The Arizona senator and Alaska governor will fly to Mississippi on Sunday to view preparations for the hurricane, adding a last-minute trip in an effort to contrast their would-be administration with President George W. Bush's slow response to Hurricane Katrina three years ago.
The two candidates will visit a storm command center in Jackson, a spokeswoman said.
Forecasts showed Gustav could come ashore as a powerful storm in Louisiana by late Monday or early Tuesday.
McCain told a rally in Washington, Pennsylvania, he was keeping the people in the Gulf Coast in his prayers and said in a taped interview that the convention could be postponed.
"It just wouldn't be appropriate to have a festive occasion while a near tragedy or a terrible challenge is presented in the form of a natural disaster," he told Fox News.
The rally marked McCain and Palin's second full day in public as a political ticket. People shouted, "Sarah, Sarah!" as the Alaska governor took the stage with McCain, whose vice presidential pick on Friday ignited fundraising and drew Democratic scorn.
McCain and Palin will be nominated officially at the convention in St. Paul, Minnesota. Bush is scheduled to speak there on Monday evening, but White House spokeswoman Dana Perino said the administration was making contingency plans that could include an address via satellite instead.
"We continue to track the path of the storm and there is no scheduling change to speak of yet," she told reporters.
Republican convention organizers said they were also monitoring the storm and considering contingencies.
Democratic nominee Barack Obama, campaigning in Ohio, spoke by phone with Louisiana's governor and the mayor of New Orleans about the storm.
Both Obama and McCain have sharply criticized Bush's response to Katrina and are eager to assure voters they would handle a natural disaster in the United States differently.
"Obviously this is a very serious situation," Obama said of Hurricane Gustav, adding he was monitoring events closely.
"The main priority had to be making sure that everything is being done on the ground to prevent a repeat of some of the tragic situations we saw several years ago."
McCain and his wife, Cindy, spent time getting to know Palin, her husband, Todd, and their children on Saturday, visiting voters at a diner in Pittsburgh and holding a rally in the town of Washington with a crowd estimated at some 10,000.

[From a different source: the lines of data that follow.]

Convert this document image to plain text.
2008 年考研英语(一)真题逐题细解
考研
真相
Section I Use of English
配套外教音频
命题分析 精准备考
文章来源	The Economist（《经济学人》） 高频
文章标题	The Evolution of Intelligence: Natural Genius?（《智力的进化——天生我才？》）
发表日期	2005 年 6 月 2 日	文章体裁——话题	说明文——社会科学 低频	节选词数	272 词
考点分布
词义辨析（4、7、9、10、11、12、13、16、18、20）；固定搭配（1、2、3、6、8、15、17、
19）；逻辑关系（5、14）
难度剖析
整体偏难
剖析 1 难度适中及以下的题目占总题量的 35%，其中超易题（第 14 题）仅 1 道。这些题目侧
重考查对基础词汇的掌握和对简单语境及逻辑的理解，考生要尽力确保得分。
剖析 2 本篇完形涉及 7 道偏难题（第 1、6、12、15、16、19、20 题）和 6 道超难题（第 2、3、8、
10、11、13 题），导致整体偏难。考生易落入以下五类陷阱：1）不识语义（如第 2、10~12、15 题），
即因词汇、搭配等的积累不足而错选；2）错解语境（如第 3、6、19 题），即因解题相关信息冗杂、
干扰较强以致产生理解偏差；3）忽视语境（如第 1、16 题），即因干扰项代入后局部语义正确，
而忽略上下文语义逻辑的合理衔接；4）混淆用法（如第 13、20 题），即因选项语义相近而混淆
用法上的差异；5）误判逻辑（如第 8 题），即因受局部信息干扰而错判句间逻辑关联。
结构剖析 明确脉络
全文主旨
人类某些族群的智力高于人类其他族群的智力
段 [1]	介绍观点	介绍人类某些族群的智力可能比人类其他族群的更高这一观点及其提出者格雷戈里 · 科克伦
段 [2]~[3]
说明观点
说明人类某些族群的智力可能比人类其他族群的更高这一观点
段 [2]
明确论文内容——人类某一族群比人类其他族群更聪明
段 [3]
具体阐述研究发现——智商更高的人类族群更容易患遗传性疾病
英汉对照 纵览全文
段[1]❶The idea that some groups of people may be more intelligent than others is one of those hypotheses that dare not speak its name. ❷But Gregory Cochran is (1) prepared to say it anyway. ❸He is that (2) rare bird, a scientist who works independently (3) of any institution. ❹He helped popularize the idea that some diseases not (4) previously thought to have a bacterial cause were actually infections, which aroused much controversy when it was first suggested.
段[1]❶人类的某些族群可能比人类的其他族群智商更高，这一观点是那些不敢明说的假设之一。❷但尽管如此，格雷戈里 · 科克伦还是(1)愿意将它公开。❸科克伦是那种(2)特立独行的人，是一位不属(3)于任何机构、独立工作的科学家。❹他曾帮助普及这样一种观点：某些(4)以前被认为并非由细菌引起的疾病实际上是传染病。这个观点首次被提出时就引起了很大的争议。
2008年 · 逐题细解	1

Palin, the first woman to be nominated as vice president on a Republican ticket, drew boos from an otherwise enthusiastic crowd when she referred to New York Sen. Hillary Clinton's failed bid for the Democratic nomination.
The Arizona senator announced his vice presidential choice on Friday after hosting Palin at his Arizona home on Thursday. It was only the second time the two had met in person.
Obama's running mate is Delaware Sen. Joe Biden.
Palin's conservative credentials, including strong anti-abortion views and a record of confronting entrenched interests during less than two years as governor of Alaska, energized conservatives, who poured money into the campaign.
The campaign raised nearly $7 million on Friday alone, its best single day of fundraising yet, officials said.
Obama, who would be the first black U.S. president, praised Palin but ducked questions on whether she was prepared for the job. "I think that Gov. Palin is a compelling person. She's got a great story," he told reporters.
"I think you guys can take a look at Gov. Palin's and Joe Biden's record and make your own judgments in terms of who you think has what it takes to be an outstanding vice president.
Seeking to highlight skepticism of McCain's pick, the Obama campaign sent out an e-mail with dozens of quotes from editorials across the country, including Palin's home state of Alaska, where she is popular, questioning her preparedness.
"Republicans rightfully have criticized the Democratic nominee, Sen. Barack Obama, for his lack of experience, but Palin is a neophyte in comparison," wrote Alaska's Fairbanks Daily News-Miner.
"Governor Palin's lack of experience, especially in national security and foreign affairs, raises immediate questions about how prepared she is to potentially succeed to the presidency," wrote The New York Times.
Frank Donatelli, deputy chairman of the Republican National Committee, dismissed the criticism.
"Senator McCain has not only succeeded in unifying our party, but also in generating great enthusiasm," he said.